Avec Caetano Veloso, Gilberto Gil, Tom Zé et le groupe Os Mutantes, elle a chanté dans plusieurs titres de ce disque iconique de la contre-culture qui mélangeait samba, bossa-nova, jazz et rock psychédélique. 

En 1969, Caetano Veloso et Gilberto Gil ont dû s’exiler à Londres après avoir été arrêtés par le régime militaire.

Gal Costa, elle, a assuré n’avoir jamais subi d’interrogatoire durant la dictature (1964-1985), même si la pochette de son disque India (1973), qui la montre seins nus, a été censurée.

Vocation précoce

PHOTO NELSON ALMEIDA, ARCHIVES AGENCE FRANCE-PRESSE

Le 17 juin 2008, Gal Costa chante lors d’un match de qualification entre le Brésil et l’Argentine, dans le cadre de la Coupe du monde de 2010, au stade Mineirao, à Belo Horizonte, au Brésil.

Née à Salvador le 26 septembre 1945, sous le nom de Maria da Graça Costa Penna Burgos, elle aurait vu naître sa vocation pour la chanson alors qu’elle était encore dans le ventre de sa mère…

Enceinte, Mariah Costa Penna, surnommée « Dedé », collait un petit transistor sur son ventre, pour que sa fille s’imprègne de la musique.

« Ma fille, tu seras une grande chanteuse », disait-elle, selon Tom Zé, son voisin durant son enfance.

« Quand elle est sortie de ce ventre, elle est venue avec cette voix prédestinée », a-t-il ajouté.

Intuitive et autodidacte, Gal Costa n’a jamais pris la moindre leçon de chant.

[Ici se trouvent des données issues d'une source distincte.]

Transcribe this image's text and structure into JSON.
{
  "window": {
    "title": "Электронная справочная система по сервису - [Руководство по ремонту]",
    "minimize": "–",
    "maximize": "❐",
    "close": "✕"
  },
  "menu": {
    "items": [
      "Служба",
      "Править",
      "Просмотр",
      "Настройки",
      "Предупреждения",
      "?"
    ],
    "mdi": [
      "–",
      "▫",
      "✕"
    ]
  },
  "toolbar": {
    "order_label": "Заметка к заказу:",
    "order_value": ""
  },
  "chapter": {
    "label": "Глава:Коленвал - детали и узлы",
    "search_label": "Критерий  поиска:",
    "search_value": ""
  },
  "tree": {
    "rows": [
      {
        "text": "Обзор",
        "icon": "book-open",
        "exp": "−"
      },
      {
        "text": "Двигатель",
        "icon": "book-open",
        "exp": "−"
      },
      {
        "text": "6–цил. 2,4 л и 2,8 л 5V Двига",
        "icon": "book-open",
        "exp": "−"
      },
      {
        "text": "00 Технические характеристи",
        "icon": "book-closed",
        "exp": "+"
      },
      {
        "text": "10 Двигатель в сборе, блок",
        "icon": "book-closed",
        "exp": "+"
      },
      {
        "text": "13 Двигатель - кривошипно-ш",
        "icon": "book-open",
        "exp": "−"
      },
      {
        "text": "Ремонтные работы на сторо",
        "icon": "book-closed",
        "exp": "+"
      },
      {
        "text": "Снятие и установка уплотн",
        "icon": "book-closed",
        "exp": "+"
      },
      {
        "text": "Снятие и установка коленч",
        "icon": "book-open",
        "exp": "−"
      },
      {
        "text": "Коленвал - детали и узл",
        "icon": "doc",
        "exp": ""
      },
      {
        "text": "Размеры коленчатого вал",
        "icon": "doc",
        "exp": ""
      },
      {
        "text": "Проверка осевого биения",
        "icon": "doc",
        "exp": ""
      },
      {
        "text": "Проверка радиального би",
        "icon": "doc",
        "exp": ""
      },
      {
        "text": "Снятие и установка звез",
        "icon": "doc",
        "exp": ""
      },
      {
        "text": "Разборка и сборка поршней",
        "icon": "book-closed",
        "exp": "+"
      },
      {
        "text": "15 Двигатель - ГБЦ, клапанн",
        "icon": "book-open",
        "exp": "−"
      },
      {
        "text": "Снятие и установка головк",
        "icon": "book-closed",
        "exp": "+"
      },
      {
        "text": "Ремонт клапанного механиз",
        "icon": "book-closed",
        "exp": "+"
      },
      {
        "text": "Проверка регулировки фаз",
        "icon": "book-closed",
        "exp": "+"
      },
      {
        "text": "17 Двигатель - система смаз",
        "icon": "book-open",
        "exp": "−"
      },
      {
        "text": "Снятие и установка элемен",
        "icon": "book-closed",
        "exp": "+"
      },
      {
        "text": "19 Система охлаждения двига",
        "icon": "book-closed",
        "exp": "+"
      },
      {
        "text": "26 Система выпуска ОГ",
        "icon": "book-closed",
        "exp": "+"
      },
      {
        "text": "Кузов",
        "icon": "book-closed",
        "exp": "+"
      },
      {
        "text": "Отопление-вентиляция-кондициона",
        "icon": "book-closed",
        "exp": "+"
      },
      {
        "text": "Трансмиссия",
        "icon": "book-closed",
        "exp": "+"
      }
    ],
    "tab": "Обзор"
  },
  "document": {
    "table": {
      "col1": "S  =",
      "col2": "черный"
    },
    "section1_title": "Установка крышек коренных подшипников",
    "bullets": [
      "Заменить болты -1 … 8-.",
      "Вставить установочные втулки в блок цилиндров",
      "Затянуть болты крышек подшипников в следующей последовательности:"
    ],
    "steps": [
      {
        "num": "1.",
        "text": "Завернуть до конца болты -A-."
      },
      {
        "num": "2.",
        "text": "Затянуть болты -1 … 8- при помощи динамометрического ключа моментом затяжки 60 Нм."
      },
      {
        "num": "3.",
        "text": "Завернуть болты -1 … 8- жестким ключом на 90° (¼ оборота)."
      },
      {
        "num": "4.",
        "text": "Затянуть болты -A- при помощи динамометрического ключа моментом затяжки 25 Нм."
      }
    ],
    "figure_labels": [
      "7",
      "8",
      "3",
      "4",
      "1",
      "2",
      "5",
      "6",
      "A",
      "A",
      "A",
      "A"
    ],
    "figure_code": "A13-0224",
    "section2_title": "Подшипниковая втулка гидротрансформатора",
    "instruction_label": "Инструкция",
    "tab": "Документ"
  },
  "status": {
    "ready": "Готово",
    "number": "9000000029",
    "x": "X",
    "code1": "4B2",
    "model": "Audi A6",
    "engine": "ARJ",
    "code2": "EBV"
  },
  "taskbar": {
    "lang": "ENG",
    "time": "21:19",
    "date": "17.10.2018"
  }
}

Sa plus grande influence : Joao Gilberto, le père de la bossa-nova décédé en 2019, lui aussi bahianais.

Un jour, après une audition improvisée, il lui a dit : « tu es la plus grande chanteuse du Brésil ».

Avec son timbre de voix doux et montant très haut dans les aigus, elle est devenue la muse du tropicalisme. 

Elle a même été comparée à Janis Joplin en raison de sa sensualité rebelle en pleine dictature.

Sa présence sur scène, ses tenues colorées et parfois provocantes, sa coupe afro dans les années 1970, l’ont érigée en sex-symbol, loin de l’image de l’adolescente timide de ses débuts.

Réinvention permanente

PHOTO TIZIANA FABI, ARCHIVES AGENCE FRANCE-PRESSE

En février 2008, Gal Costa chante sur la scène du Ariston Theatre à Sanremo, dans le cadre du 58e Italian Music Festival.

Après le tropicalisme, Gal Costa n’a pas hésité à changer de registre, de l’interprétation de chansons de samba classiques du carnaval au rock, à la soul, au disco, sans compter les génériques de « telenovelas ».

Durant la pandémie de coronavirus, elle a célébré ses 75 ans avec un concert retransmis en direct sur YouTube.

Lauréate d’un Grammy latino en 2011, Gal Costa a toujours été engagée, notamment dans la cause féministe, bien qu’elle soit demeurée discrète sur ses convictions politiques.

Cela ne l’a pas empêchée de critiquer fortement la politique culturelle du président d’extrême droite Jair Bolsonaro.

Elle est parvenue à maintenir sa vie privée loin des projecteurs, mais a surpris ses fans en 2021 en publiant sur les réseaux sociaux une photo de son fils adoptif Gabriel, le jour de ses 16 ans.

La chanteuse a révélé par la suite qu’elle ne pouvait être enceinte, mais qu’elle avait décidé d’adopter en 2007, à plus de 60 ans : « Il m’a donné beaucoup de vie, j’ai rajeuni grâce à lui ».